Paetsch werde die Leitung eines „wohlbestellten Hauses“ übernehmen, sagte Bundesbankpräsident Joachim Nagel beim Festakt anlässlich des Amtswechsels in Hannover. Er müsste das eigentlich ganz gut einschätzen können, denn der Bundesbankchef startete seine berufliche Karriere in der damaligen Landeszentralbank und heutigen Hauptverwaltung in Hannover – seinerzeit als Büroleiter von Präsident Hans Helmut Kotz, den viele in Frankfurt aus seiner anschließenden Zeit als Bundesbank-Vorstand kennen.

Nagel begrüßte nicht nur Paetsch im neuen Amt, das sie in gut einer Woche antreten wird, sondern war auch an seine alte Wirkungsstätte gereist, um den amtierenden Präsidenten Stephan von Stenglin zu verabschieden. Der 65-jährige Volkswirt geht nach mehr als 30 Jahren in Diensten der Bundesbank in den Ruhestand.

In Rom und Washington

Anders als seine Nachfolgerin war von Stenglin für die Bundesbank auch im Ausland tätig – etwa als Repräsentant der Bundesbank in Italien oder als Vize-Exekutivdirektor beim Internationalen Währungsfonds. In beiden Fällen war das Timing perfekt – zumindest wenn man Freude an delikaten diplomatischen Aufgaben und hitzigen politischen Kontroversen hat. In Rom war von Stenglin, als die Erfüllung der Kriterien für die Mitgliedschaft in der Währungsunion überprüft wurde – und neben Belgien vor allem Italien wegen des hohen Schuldenstands kritisch beäugt wurde. Die Legende ist überliefert, dass von Stenglin den damaligen Bundesbankpräsidenten Hans Tietmeyer bei seinen Gesprächen in Rom mit einem kleinen Fiat von Ort zu Ort chauffiert hat. Beim IWF in Washington war der passionierte Hobbyruderer dann wiederum pünktlich in den Hochzeiten der Staatsschuldenkrise. Zur Erinnerung: Die ersten Unterstützungsprogramme für Griechenland enthielten noch umfangreiche IWF-Tranchen.

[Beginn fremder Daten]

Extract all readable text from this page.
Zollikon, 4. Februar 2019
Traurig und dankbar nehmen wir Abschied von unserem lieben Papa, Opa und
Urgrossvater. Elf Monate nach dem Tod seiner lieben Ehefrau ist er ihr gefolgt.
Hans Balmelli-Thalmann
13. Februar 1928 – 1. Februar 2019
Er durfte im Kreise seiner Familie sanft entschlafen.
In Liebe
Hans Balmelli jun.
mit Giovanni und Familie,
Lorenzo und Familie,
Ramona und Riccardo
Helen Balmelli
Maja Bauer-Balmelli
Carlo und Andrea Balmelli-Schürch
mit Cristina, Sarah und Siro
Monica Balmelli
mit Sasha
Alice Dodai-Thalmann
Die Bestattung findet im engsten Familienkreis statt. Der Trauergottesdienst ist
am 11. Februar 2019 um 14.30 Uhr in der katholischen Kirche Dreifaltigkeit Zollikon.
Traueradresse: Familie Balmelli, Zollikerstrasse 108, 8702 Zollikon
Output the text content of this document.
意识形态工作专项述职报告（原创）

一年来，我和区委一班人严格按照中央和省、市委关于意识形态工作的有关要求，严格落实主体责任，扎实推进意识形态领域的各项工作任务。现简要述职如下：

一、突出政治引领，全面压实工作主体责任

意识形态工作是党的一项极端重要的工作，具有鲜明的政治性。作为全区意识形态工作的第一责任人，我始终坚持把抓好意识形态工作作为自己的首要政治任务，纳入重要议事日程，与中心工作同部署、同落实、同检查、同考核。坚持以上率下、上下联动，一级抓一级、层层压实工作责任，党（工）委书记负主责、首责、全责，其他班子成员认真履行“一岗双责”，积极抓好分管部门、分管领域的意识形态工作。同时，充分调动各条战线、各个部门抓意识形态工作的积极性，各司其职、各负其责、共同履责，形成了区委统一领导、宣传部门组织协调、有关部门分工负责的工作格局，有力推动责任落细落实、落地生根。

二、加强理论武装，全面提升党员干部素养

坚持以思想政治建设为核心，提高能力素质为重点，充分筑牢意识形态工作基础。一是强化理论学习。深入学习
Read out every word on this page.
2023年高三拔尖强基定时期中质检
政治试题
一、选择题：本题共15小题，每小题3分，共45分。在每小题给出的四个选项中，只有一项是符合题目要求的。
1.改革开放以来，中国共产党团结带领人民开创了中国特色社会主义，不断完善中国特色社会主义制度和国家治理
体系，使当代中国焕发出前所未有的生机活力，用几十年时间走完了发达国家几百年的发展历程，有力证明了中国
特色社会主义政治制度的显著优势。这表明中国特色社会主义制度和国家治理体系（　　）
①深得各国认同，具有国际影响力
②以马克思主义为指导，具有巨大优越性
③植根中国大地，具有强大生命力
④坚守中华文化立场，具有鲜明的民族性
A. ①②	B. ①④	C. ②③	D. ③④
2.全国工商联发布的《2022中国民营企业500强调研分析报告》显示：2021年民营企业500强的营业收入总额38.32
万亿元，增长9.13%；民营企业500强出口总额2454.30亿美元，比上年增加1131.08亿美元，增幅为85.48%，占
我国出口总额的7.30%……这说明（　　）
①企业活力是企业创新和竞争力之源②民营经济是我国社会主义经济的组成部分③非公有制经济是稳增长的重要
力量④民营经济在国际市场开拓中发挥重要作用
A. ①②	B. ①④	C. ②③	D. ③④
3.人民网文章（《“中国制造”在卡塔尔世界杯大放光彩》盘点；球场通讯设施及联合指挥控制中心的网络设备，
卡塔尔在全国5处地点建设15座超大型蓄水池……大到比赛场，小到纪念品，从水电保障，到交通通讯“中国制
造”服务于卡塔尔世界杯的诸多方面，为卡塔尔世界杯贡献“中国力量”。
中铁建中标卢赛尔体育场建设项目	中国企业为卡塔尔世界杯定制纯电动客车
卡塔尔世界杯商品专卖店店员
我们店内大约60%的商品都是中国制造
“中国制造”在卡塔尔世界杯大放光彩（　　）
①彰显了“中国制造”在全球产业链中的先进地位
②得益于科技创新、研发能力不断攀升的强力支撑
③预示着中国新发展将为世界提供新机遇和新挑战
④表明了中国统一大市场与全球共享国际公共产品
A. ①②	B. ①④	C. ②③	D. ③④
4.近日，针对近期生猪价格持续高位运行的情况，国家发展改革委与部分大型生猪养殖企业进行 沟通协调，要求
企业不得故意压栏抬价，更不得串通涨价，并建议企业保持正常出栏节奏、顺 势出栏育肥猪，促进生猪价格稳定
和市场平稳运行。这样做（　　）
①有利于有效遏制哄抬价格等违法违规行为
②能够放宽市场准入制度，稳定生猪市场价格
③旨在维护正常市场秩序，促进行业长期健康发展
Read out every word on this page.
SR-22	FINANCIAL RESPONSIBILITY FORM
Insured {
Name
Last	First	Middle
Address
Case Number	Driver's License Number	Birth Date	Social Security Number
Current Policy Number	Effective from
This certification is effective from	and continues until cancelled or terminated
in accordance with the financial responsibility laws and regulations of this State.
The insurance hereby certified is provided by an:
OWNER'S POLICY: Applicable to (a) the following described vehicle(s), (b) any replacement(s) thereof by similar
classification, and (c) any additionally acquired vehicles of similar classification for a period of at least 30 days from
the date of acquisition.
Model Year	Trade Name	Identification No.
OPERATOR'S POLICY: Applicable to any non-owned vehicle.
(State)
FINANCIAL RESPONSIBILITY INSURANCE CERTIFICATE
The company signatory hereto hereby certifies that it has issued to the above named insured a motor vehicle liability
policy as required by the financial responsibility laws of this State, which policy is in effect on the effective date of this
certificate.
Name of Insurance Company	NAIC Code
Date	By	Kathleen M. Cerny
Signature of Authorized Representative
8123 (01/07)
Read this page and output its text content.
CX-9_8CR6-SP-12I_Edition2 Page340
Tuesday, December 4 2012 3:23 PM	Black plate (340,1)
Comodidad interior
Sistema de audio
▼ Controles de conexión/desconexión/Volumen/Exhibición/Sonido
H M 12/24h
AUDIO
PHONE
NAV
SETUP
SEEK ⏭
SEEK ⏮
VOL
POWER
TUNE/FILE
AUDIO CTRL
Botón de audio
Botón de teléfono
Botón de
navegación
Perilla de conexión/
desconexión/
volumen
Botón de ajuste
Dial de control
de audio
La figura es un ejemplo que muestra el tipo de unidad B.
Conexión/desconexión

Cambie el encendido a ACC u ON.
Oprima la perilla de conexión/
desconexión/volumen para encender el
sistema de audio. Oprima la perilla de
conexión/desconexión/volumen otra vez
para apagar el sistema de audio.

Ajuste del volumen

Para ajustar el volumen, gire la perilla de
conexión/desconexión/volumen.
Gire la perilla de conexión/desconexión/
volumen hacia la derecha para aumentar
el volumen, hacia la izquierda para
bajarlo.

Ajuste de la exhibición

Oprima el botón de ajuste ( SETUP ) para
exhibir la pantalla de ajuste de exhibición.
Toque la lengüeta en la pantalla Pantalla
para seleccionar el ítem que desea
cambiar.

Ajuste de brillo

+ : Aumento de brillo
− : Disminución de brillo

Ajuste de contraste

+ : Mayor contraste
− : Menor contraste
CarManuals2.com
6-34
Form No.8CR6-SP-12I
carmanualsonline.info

Als „Botschafter der Bundesbank“ würdigte Niedersachsens Ministerpräsident Stephan Weil die gut elf Jahre von Stenglins an der Spitze der Hauptverwaltung. Gemeinsam mit Nagel zollte Weil dem scheidenden Präsidenten Respekt für dessen unermüdliche Aktivität. Es sei ihm berichtet worden, dass von Stenglin über die gesamte Amtszeit hinweg nicht eine einzige Teilnahme an einer Veranstaltung abgesagt habe, zu der er eingeladen wurde, um die Bundesbank zu repräsentieren, erzählte Nagel. Das sei ihm selbst nicht gelungen – und er sei gerade erst knapp drei Monate im Amt.